Quelques rues plus loin, un peu à l'écart du quartier touristique, autre salle, autre ambiance. Au Gavroche, restaurant gastronomique qui a longtemps eu son étoile au guide Michelin, la décoration est soignée, les banquettes en cuir et la lumière tamisée.

"Pincement au coeur"

Lucile Weber et Alexis Fuchs, le couple de gérants, ont réaménagé les lieux. Gestes barrières obligent, ils ont réduit la capacité d'accueil de 26 à 18 couverts. Ce soir, ils ont fait le plein.

"On a senti que les gens profitaient vraiment de cette soirée", explique Lucile Weber. "C'était la dernière où ils pouvaient se faire plaisir et rentrer un peu tard". Car dès samedi, le couvre-feu est ramené de minuit à 21 heures.

"C'est une nouvelle étape qui démarre", estime son compagnon. S'il exprime un "pincement au coeur", il se réjouit à l'idée de passer enfin ses soirées avec son fils de 3 ans, habituellement gardé par une baby-sitter.

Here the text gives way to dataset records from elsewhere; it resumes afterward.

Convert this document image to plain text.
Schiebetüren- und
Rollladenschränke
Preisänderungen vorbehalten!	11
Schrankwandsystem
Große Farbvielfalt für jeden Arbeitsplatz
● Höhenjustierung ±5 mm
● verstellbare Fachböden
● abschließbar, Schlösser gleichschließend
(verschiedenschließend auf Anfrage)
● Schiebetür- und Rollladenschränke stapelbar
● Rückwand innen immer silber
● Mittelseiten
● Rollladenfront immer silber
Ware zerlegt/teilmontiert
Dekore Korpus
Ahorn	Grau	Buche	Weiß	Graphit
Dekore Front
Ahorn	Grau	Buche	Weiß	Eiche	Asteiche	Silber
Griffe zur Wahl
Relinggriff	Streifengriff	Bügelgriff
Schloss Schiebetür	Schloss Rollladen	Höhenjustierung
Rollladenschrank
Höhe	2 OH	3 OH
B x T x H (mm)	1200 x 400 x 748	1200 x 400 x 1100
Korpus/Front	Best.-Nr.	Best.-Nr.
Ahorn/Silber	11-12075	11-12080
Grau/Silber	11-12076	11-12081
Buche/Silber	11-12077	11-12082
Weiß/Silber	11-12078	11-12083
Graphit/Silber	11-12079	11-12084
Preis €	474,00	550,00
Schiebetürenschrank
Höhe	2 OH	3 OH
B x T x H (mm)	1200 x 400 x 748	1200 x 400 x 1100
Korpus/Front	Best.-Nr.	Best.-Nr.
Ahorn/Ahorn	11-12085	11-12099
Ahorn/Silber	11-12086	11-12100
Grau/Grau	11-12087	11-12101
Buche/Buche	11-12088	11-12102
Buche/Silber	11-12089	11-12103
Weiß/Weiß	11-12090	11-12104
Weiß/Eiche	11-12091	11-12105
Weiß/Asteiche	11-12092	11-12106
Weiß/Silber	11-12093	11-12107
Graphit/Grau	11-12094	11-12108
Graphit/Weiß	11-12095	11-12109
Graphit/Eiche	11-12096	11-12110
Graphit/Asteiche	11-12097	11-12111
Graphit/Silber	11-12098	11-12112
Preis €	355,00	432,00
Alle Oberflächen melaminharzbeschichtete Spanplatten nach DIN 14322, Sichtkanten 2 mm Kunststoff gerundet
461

Au fond du restaurant, à la dernière table encore occupée, Taylor, un touriste américain qui terminait son diner avec trois amis, s'agite. Il est maintenant 23h50, et il ne sait pas très bien comment rentrer chez lui : il n'avait qu'une vague idée de ce que les annonces du gouvernement impliquaient."On va essayer de prendre un taxi, et sinon, on marchera vite. Je pense qu'on ferait mieux d'y aller...".